La moitié des logements du périmètre d'étude se situe en immeubles en copropriété (4 620 logements, 50%), l'autre moitié en monopropriété (3 460 logements, 38%) ou en maison individuelle (1 050 logements, 12%). Parmi les 620 copropriétés recensées, 59% comptent moins de 4 logements et seules 40% sont inscrites au registre national des copropriétés, cette proportion progressant fortement avec la taille de la copropriété (100% d'inscription au-delà de 11 logements). La localisation des propriétaires de logements en monopropriété suit une répartition comparable à celle des logements vacants, avec une part significative de propriétaires extérieurs au département.



L'étude distingue quinze cadres de vie à Nevers, des immeubles de ville denses aux faubourgs jardinés en passant par les grands ensembles et résidences collectives. Chaque typologie présente des taux de vacance, de rotation et de copropriété contrastés : les hôtels particuliers cumulent ainsi 29% de vacance et 70% de copropriété, tandis que les grands ensembles affichent 21% de vacance pour un taux de rotation de 5% seulement. Ces différences de profils orientent les priorités d'intervention selon les secteurs.


Décembre 2021 recense 23 régimes d'aide répartis en quatre types de projets (accession à la propriété, travaux dans le logement pour propriétaires occupants ou bailleurs, travaux en parties communes), mais aussi des enjeux non couverts comme les sorties d'indivision ou la structuration des copropriétés.
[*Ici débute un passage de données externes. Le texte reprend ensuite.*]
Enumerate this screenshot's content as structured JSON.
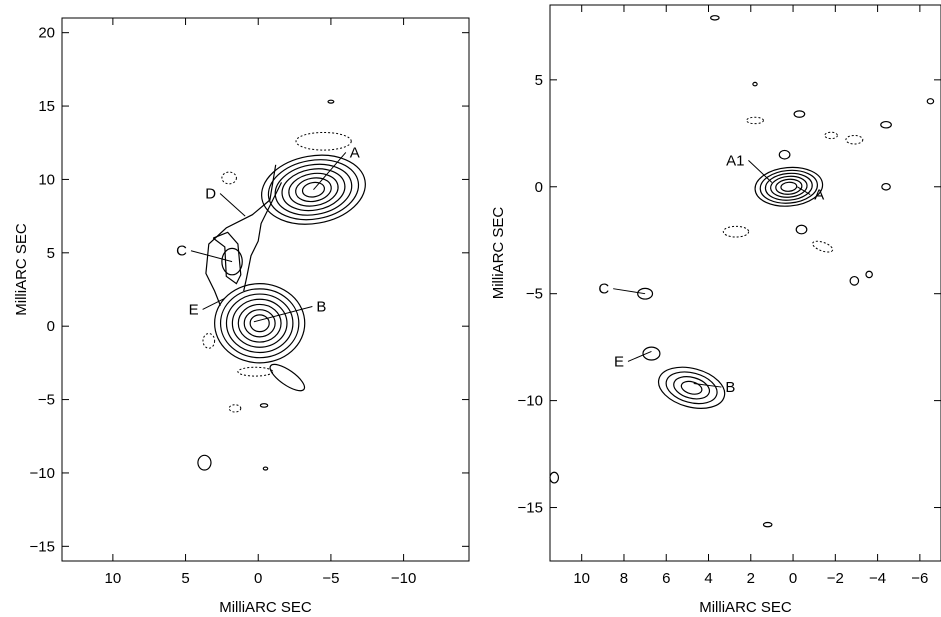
{
  "chart_data": [
    {
      "type": "contour",
      "xlabel": "MilliARC SEC",
      "ylabel": "MilliARC SEC",
      "xlim": [
        13.5,
        -14.5
      ],
      "ylim": [
        -16,
        21
      ],
      "x_reversed": true,
      "xticks": [
        10,
        5,
        0,
        -5,
        -10
      ],
      "yticks": [
        20,
        15,
        10,
        5,
        0,
        -5,
        -10,
        -15
      ],
      "components": [
        {
          "name": "A",
          "x": -3.8,
          "y": 9.3,
          "label_at": [
            -6.3,
            11.5
          ]
        },
        {
          "name": "B",
          "x": 0.3,
          "y": 0.3,
          "label_at": [
            -4.0,
            1.0
          ]
        },
        {
          "name": "C",
          "x": 1.8,
          "y": 4.4,
          "label_at": [
            4.9,
            4.8
          ]
        },
        {
          "name": "D",
          "x": 0.9,
          "y": 7.5,
          "label_at": [
            2.9,
            8.7
          ]
        },
        {
          "name": "E",
          "x": 2.3,
          "y": 1.9,
          "label_at": [
            4.1,
            0.8
          ]
        }
      ]
    },
    {
      "type": "contour",
      "xlabel": "MilliARC SEC",
      "ylabel": "MilliARC SEC",
      "xlim": [
        11.5,
        -7.0
      ],
      "ylim": [
        -17.5,
        8.5
      ],
      "x_reversed": true,
      "xticks": [
        10,
        8,
        6,
        4,
        2,
        0,
        -2,
        -4,
        -6
      ],
      "yticks": [
        5,
        0,
        -5,
        -10,
        -15
      ],
      "components": [
        {
          "name": "A1",
          "x": 1.0,
          "y": 0.2,
          "label_at": [
            2.3,
            1.0
          ]
        },
        {
          "name": "A",
          "x": -0.2,
          "y": 0.0,
          "label_at": [
            -1.0,
            -0.6
          ]
        },
        {
          "name": "B",
          "x": 4.7,
          "y": -9.2,
          "label_at": [
            3.2,
            -9.6
          ]
        },
        {
          "name": "C",
          "x": 7.0,
          "y": -5.0,
          "label_at": [
            8.7,
            -5.0
          ]
        },
        {
          "name": "E",
          "x": 6.7,
          "y": -7.7,
          "label_at": [
            8.0,
            -8.4
          ]
        }
      ]
    }
  ]
}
Les neuf bénéficiaires interrogés soulignent l'importance d'un accompagnement humain rapproché, notamment de la part de Soliha, pour surmonter la complexité administrative et technique des dossiers, condition qu'ils jugent déterminante pour mener leurs travaux à terme. À l'inverse, plusieurs bénéficiaires pointent la lourdeur administrative, la multiplicité des interlocuteurs, les délais et l'incertitude sur les subventions comme freins majeurs, allant jusqu'à évoquer la vente d'un bien familial pour financer un projet. Un petit-déjeuner professionnel réunissant dix acteurs de l'immobilier a par ailleurs mis en avant l'importance de l'esthétique du bâti dans la décision d'achat, les limites d'accès au financement pour les primo-accédants aux budgets modestes, ainsi que le poids de la taxe foncière et des contraintes patrimoniales dans les choix d'investissement.